Read again the question; you will find that it's merely rethorical.
All those artists who "try to ignore the world around them etc." are
contemporary precisely because of this. Let's suppose that, in XXIII
century, some musicologists finds near the ruins of my house, here in
Buenos Aires, a couple Masses imitating the style of Dufay and signed by a
guy named Hector Perez (exactly as my neighbor); they will know inmediately
that Hector Perez lived not before the last half of XX century. Being
contemporary is not an option that you can accept or not: is a fact. You
can't run from it, and the older your disguise is, the more syntomatic of
your times becomes your work. Actually, Romantic artists were also people
who tried to ignore the world around them and the times they lived in.
They were "laudatori temporis acti" in many senses: remember his his long
walks among ruins and his nostalgy of Middle Age.
>>Artists don't struggle to be modern: they fatally *are*.
>
>You have to define what you mean by "modern". If you mean by "modern"
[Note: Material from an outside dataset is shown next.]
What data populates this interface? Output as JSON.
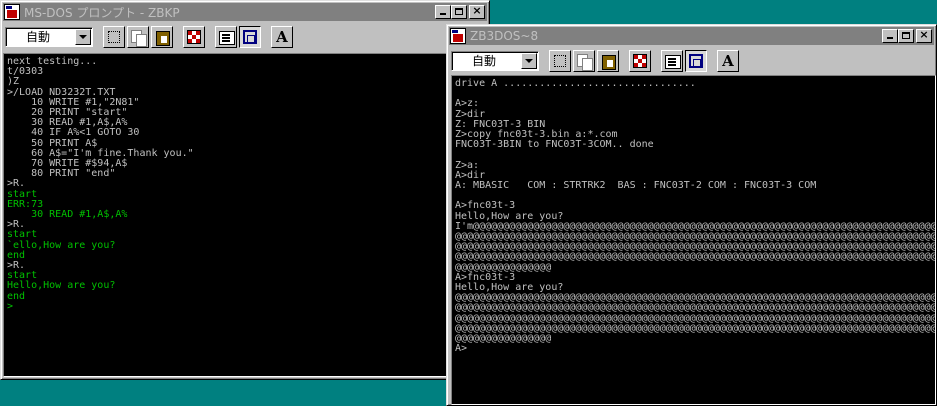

>using modernist artistic methods and means your sentence is certainly
>wrong.
Certainly it would be wrong. I don't know any "modernsit artistic method".
Would you tell me about some?
>>Art is not always an "adventure". In some cases, art is like an illness:
>>a fact that you must tolerate and, even be "patient" with.
>
>I really do not understand this sentence. What do you mean by illness (by
>the way: a very dangerous image to be used in connection with art)?
See T.S. Eliot: Four Quartets (Burnt Norton, V, verses 3 & ss.)